The motorcycling world loves a 'barn find', an old, obscure machine
wheeled out of the woodwork for the first time.
And this is one of the biggest revelations of recent months.
It's a 1930 Henderson that was customized before WW2 by a fellow called O. Ray Courtney and fitted with 'streamliner' bodywork.
One night in March, 1950, O. Ray Courtney worked until two a.m. and drove home discouraged. He was trying to design a better motorcycle. He wanted one with the seat forward, with better cooling, better springing and a more beautiful body. Discarded sketches littered the floor of his shop. That night in a dream he saw a streamlined beauty skim across a flowered field. Too excited to report for work the next day, he hastily put his dream on paper - and he is riding that dream cycle now through the streets of Pontiac, Mich.
The art deco influence is obvious; legendary automotive
designer Harley Earl could have drawn those curves.

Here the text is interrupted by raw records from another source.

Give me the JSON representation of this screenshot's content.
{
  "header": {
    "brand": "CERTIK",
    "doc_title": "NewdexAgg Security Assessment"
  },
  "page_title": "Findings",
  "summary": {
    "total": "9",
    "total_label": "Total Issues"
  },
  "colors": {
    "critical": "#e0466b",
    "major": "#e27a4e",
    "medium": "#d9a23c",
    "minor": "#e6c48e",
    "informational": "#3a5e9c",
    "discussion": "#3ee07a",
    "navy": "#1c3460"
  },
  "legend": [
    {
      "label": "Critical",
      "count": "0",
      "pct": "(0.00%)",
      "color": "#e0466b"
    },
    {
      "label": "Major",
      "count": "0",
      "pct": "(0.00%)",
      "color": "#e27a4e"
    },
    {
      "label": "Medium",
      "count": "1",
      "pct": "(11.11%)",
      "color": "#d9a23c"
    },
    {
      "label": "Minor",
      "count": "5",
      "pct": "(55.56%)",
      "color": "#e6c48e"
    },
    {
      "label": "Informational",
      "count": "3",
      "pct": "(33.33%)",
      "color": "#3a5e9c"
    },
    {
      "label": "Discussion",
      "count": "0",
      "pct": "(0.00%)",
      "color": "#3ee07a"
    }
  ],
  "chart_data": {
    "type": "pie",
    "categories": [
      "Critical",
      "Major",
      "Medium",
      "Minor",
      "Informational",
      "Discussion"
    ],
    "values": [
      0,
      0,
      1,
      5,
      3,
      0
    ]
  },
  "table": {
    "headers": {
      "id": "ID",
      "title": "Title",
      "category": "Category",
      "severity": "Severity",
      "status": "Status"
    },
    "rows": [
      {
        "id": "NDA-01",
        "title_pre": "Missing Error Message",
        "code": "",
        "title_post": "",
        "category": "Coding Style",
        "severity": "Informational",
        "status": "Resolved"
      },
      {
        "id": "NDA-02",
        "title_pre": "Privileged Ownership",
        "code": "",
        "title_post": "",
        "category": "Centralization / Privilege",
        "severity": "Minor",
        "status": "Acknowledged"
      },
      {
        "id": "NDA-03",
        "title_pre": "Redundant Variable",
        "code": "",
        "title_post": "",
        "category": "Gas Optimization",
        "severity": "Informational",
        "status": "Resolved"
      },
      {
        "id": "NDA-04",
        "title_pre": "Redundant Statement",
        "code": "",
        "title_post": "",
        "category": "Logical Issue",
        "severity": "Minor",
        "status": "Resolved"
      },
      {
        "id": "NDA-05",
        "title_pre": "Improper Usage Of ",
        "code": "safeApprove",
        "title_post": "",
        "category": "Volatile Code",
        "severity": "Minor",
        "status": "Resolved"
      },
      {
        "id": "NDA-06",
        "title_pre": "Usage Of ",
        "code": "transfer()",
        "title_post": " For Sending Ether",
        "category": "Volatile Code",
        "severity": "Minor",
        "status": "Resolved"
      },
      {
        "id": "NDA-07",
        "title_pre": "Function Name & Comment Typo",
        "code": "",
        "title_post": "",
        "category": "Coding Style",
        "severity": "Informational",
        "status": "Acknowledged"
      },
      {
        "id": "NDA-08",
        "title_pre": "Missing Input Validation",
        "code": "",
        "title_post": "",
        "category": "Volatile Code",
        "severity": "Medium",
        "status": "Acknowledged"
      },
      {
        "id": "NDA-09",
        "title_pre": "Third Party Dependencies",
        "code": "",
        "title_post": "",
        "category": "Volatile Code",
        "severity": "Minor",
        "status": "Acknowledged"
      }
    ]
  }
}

It's all the more unusual because the mechanicals are hidden: even at the height
of the Art Deco movement, most motorcycles were a triumph of form over function,
with exposed cooling fins, brake drums and suspension springs. The bike is owned
by collector Frank Westfall of Syracuse . It caused a stir in June 2010
when it appeared at the Rhinebeck Grand National Meet, a motorcycle show held a
couple of hours drive north of NYC.
Henderson was a Chicago brand and one of the American 'Big Three' (with Harley-Davidson and Indian) until the onset of the Great Depression. It went bust in 1931. But you can see the influence of the 'streamliner' style on another contemporary North American brand : Victory. If there's a spiritual successor to this Henderson custom, it's the Victory Vision Tour, a gargantuan cruiser with completely enclosed bodywork and not a leather tassel or saddlebag in sight.